Arizona Daily Wildcat March 9, 1998
Educators learn unbiased ways to spot gifted kids
Arizona Daily Wildcat
Four of China's top educators on a whirlwind first-time United States tour touched down at the UA Thursday and Friday to learn about a program that identifies gifted individuals through innovative new tests.
Members of the College of Education's Discover project believe gifted children could be identified by looking at how they weave stories from pictures or play with building blocks, said Aleene Nielson, assistant professor of special education and one of the project's creators.
These activities are part of tests devised to identify seven areas of giftedness based on a theory put forth by Harvard University Professor Howard Gardener in 1983, Nielson said.
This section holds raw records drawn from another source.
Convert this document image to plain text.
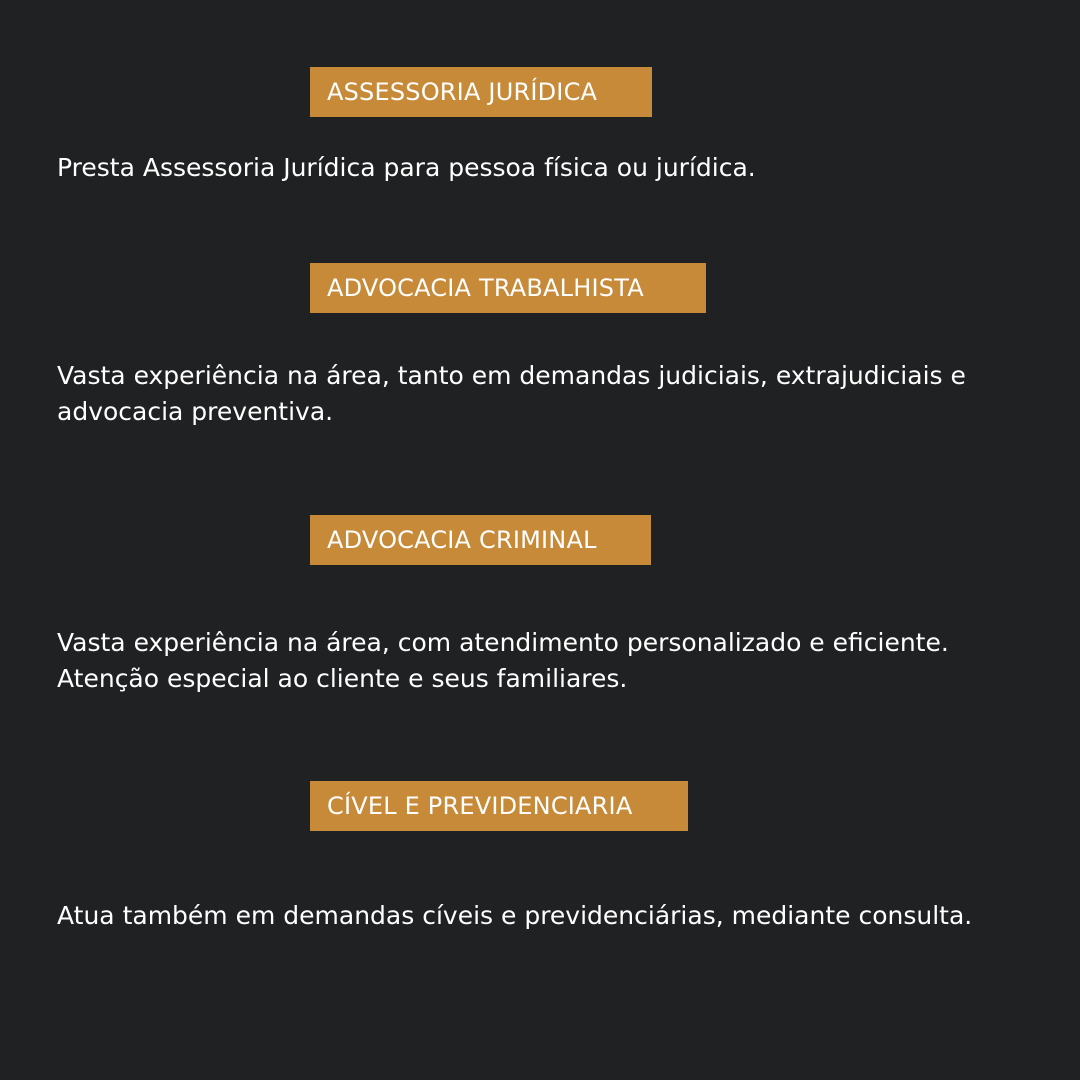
ASSESSORIA JURÍDICA

Presta Assessoria Jurídica para pessoa física ou jurídica.

ADVOCACIA TRABALHISTA

Vasta experiência na área, tanto em demandas judiciais, extrajudiciais e advocacia preventiva.

ADVOCACIA CRIMINAL

Vasta experiência na área, com atendimento personalizado e eficiente. Atenção especial ao cliente e seus familiares.

CÍVEL E PREVIDENCIARIA

Atua também em demandas cíveis e previdenciárias, mediante consulta.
Gardener held that giftedness is not limited to linguistics and mathematical reasoning - two areas traditionally tested. She identified seven areas of intelligence: linguistic, logical-mathematical, spatial, musical, bodily kinesthetic, interpersonal and intrapersonal. The tests are meant to eliminate race or gender bias in picking out bright students, she said.
The College of Education devised non-gender or race-based assessments of these areas that center around observations of students as they complete tasks with malleable puzzle pieces and blocks, Nielson said.
"You can tell by what their building what they're thinking," she said.
Nielson recalled watching one child construct a clown and sloping its body at a precise angle so the eyes of his creation would stay in place.
Such hands-on evaluations make certain the test is in a universal language, she said.
Nielson said studies showed that traditional assessments had biases towards identifying as gifted an abnormally large percent of Caucasian males who were the oldest or only child and from upper or high middle-class families.
"One of the things that became clear is that children from certain groups - Native American, Hispanic, black, recent immigrants and children from rural areas - didn't do well on those tests," she said.
Traditional assessments also neglected some areas of intelligence, she said.
"You were essentially measuring two kinds of school-based knowledge rather than anything else," Nielson said. "So if you think in a different way that the logical-mathematical European culture, you didn't do well."
She said the Discover project hopes to correct these errors at test schools in Tucson and across the United States that have diverse student bodies.
The program has already identified hundreds of students and placed them in enriched programs that nurture their particular talents, Nielson said. These children do as well or better than children identified through traditional assessments, she said.
The four educators first learned about UA's Discover project at an international conference on education held in Beijing last summer and were intrigued, said Ni Chuanrong, president of the Beijing Institute of Education said through a translator.
"We have people take part in programs very similar to this but we want to bring back some new ideas," he said. "I am sure we will be rewarded by exchanging issues of common concern."
Training secondary school teachers is one issue that the educators discussed during a brief goodwill visit with John Taylor, College of Education dean.
"It seems like we are doing exactly the same work," Chuanrong said. "What a pity it is we don't have more time together."
He invited Taylor to visit his Institute in July.
The Chinese visitors presented two ornate cloisonné vases to the College of Education.
They left with four UA Wildcat mugs.
"Mainly, we want to survey some basic education and explore the commonalties facing China and the USA towards the challenges in the twenty-first century," Chuanrong said.